Книга У ног лежачих женщин, страница 6. Автор книги Галина Щербакова

Разделитель для чтения книг в онлайн библиотеке

Онлайн книга «У ног лежачих женщин»

Cтраница 6

А вот Варя как раз могла. И у нее случались иногда пируэты на сторону, и Шпрехт знал про это и боялся только одного: серьезного варианта, варианта «Шпрехт — вэк!». Он говорил себе: «Солнце ведь не может светить одному, я не должен быть в претензии». Но, слава Богу, такого мужчины, чтоб Шпрехта — вэк, Варе на пути не встретилось, а потом само собой все кончилось. Кончилось Варино буйное время.

Жанна давно жила далеко и отдельно, жила, по меркам Вари, плохо, бедно. Сын работал в Москве, вот у него как раз было все хорошо и богато. Варя им гордилась, в Москву ездила с важным видом, всегда возвращалась в чем-нибудь новом, соседки цокали зубом над обновками, хотя и мало что в них понимали. Тряпки были с невесткиного плеча, из тех ультрамодных вещей, которые живут хорошо, если сезон, а то вообще миг. Низенькая Варя появлялась в клетчатом одеяле с дыркой посередине — называлось пончо. Она становилась похожа на передвижной шатер, конечно, смешно со стороны, но не смеялись: щедрых невесток уважали, не каждая мать имела подарки от дочерей, а Варя имела от чужой — можно сказать — бабы. Какой уж тут смех! Уважение…

Шпрехт был счастлив удовлетворением Вари, он примазывался к этому как отец удачного сына.
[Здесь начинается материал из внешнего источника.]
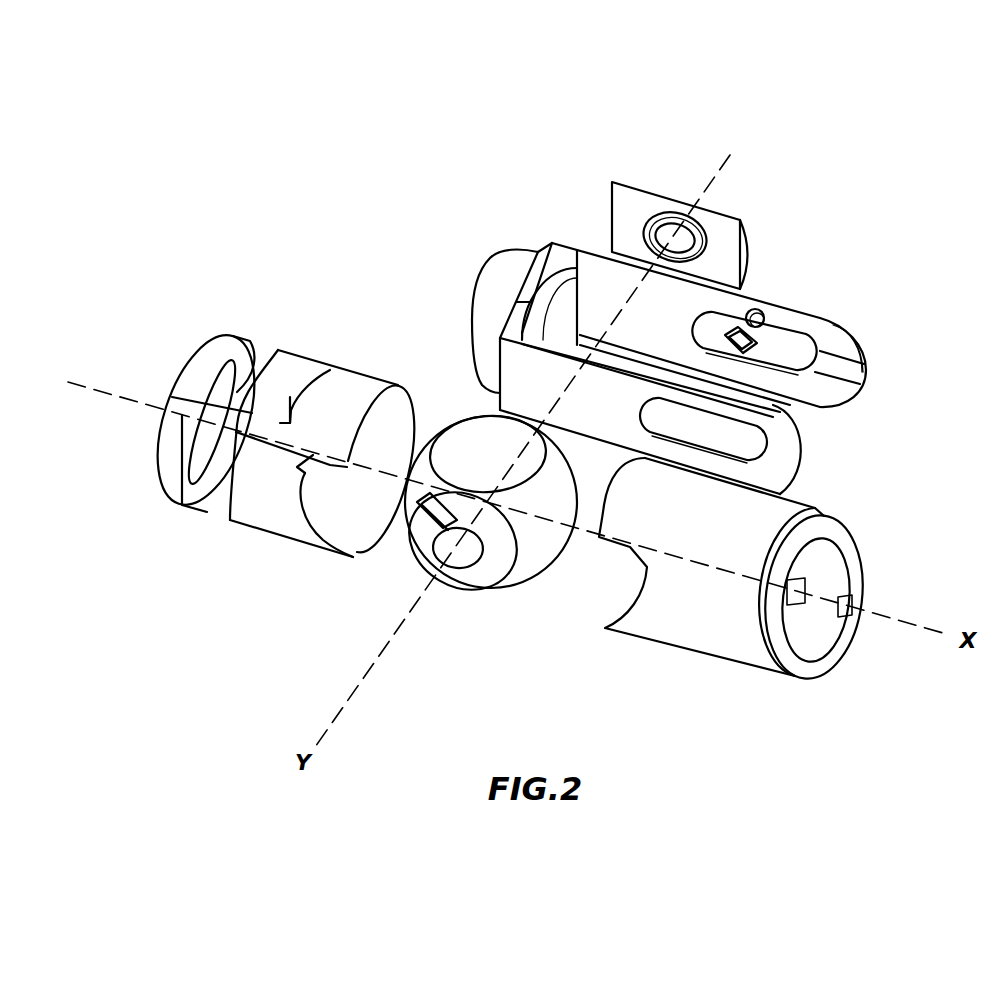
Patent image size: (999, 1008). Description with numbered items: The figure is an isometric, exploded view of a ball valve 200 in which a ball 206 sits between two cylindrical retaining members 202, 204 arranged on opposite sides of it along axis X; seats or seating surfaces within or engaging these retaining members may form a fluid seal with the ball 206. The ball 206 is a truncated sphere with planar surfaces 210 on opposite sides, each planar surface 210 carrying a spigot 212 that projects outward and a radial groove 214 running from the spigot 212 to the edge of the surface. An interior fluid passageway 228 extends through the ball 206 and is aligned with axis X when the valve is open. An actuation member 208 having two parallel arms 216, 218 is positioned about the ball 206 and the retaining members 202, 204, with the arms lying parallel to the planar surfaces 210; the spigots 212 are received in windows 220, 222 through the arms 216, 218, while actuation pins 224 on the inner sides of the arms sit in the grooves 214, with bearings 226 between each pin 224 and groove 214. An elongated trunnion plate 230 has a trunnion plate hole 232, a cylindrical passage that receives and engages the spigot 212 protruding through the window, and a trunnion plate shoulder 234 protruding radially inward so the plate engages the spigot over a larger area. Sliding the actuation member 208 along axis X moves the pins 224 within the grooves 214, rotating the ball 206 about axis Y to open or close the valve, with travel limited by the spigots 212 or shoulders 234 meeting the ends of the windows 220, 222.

The ball valve 200 is at (236, 220).
The cylindrical retaining member 202 is at (273, 503).
The cylindrical retaining member 204 is at (707, 642).
The ball 206 is at (436, 509).
The actuation member 208 is at (690, 322).
The planar surface 210 is at (480, 575).
The spigot 212 is at (452, 557).
The radial groove 214 is at (435, 530).
The arm 216 is at (726, 444).
The arm 218 is at (833, 323).
The window 220 is at (727, 430).
The window 222 is at (793, 350).
The actuation pin 224 is at (757, 307).
The bearing 226 is at (740, 327).
The interior fluid passageway 228 is at (467, 440).
The elongated trunnion plate 230 is at (683, 189).
The trunnion plate hole 232 is at (667, 228).
The trunnion plate shoulder 234 is at (690, 222).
Хотя Варя махала рукой и говорила: «Твое дело было минимальное. Это я его воспитала. Я».

Другой бы спорил… Шпрехт же улыбался. Это ж надо, как вовремя его прооперировали в том мае. Ему досталась лучшая женщина на земле. А то, что она сейчас кидается тяжелыми и не очень предметами, так пусть! Она после этого крепко спит, дает покой сосудам. Бурсит же поноет, поноет и уляжется, это болезнь не смертельная.

Шпрехт возвращается в комнату и подсмыкивает одеяло на похрапывающей жене. «Дай тебе Бог здоровья, дорогая, дай тебе Бог! Ревнует, дурочка, неизвестно к кому. Значит, любит?» Шпрехт сладко плачет: за что ему такое счастье?

УЧИТЕЛЬНИЦА

— Людочка! Это я! — Не своим голосом кричит Панин, вытирая ноги о половик. — Это я, моя детка!

— Мяу! — слышится из комнаты. — Мяу!

Это ничего не значит, ничего. Так она может отвечать и когда в себе. Она у него кошатница-мяучница. Панин влезает в радостную улыбку, которая висит у него в прихожей на крючке. На этом крючке ничего другого не висит. «Здесь мое выражение лица для Людочки».

Панина не любят именно за такие вещи. За кандибоберы. Фокусы. Может поцеловать женщине руку, а какие у них руки? Чем они пахнут? От такого поцелуя целый день потом не находишь себе места, как если б тебя застали на корточках. Подумаешь, маркшейдер. Это только слово, и ничего больше. Теперь завелось много профессий. Все, кому не лень, имеют высшее без среднего, как у них говорят. Так вот как раз у Панина высшего нет, у него образование — техникум. Но строит из себя! Газет выписывает шесть штук, журналов… Ну что за дела, старый человек, жена парализованная, сумасшедшая, а лезет с поцелуями рук, прости Господи!

Панин это все знает. Так случилось, что ни в школе, ни на фронте, ни после войны в лагере, ни после лагеря в уже нормальной жизни его не любил окружающий его народ. Ну не нравился Панин народу, и все тут. В детстве он разглядывал себя в зеркале, искал в лице изъян там, не то строение. Нет, нос у Панина рос на месте, отведенном носу, и за пределы возможного не выходил. Ровный такой, без горбинки, но и без курносости. Простой, правильный, грамотный нос. И глаза у него не пучились, не сидели глубоко, тем более не косили и веком не дергались. Вполне доброкачественные глаза. У Панина можно было проинвентаризировать все, вплоть до стыдного. Все было в норме, не больше, но и не меньше, без кривизны там или отекаемости. Народ же… Народ не любил Панина, как если бы он как раз отекал. Хотя Панин встречал в своей жизни отечных, которые как раз и были любимцами народа.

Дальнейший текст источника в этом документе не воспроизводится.